The Mudcat Café TM
Thread #86822   Message #1618207
Posted By: Abby Sale
01-Dec-05 - 11:01 PM
Thread Name: Happy! - Nov 30 (Newman Levy)
Subject: RE: Happy! - Nov 30 (Newman Levy)
Joe, likely that's right and I wasn't there myself but well, maybe...

I'm going by a 50-year-old memory of what Lomax reported his source singer told him. In the booklet that came with the record. Disappeared some decades ago, unfortunately and LofC tells me they can't replace it. I just listened to the two sounding calls and context doesn't help. I absolutely agree that "mark twain" = two fathoms. As you write, this was considered the safe depth. But my memory says that it was the benchmark, the yard, as it were. They'd use a light heaving line (a twine) with a weight over one side of the boat then the other and call out the depth each time. The two-fathom knot was "one." One unit.

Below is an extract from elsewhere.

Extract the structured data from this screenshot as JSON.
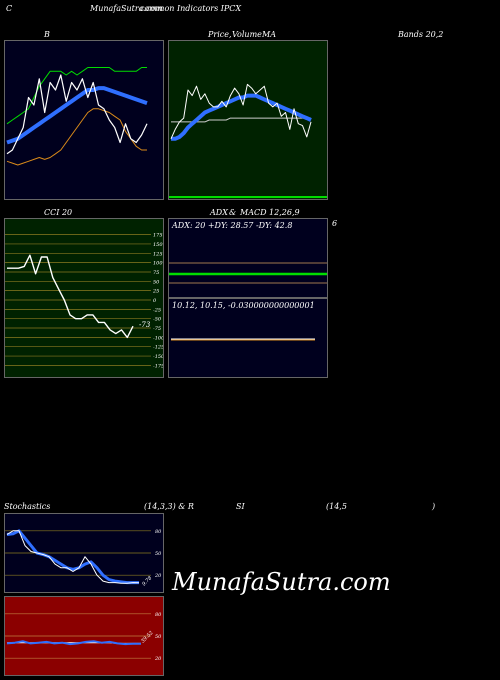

Each depth had its own call or choice of several calls. "Quarter less twain" was common and "half twain." I think the first meant 1 1/2 fathoms (a quarter of mark twain less than mark twain.) Then it might go "8 feet" or other depths in just feet. Apparently it was just pragmatic and they didn't care beyond a certain safe depth - seemed to go from mark twain to "no bottom" (ie no 2 twain or anything.)

However, I believe Belafonte used the specific line "Marking on the twine is four fathoms."

The line was certainly marked in unite less than 6 feet. At least every two feet, maybe one foot.

Anybody got the book? I like this explanation better, wrong or not.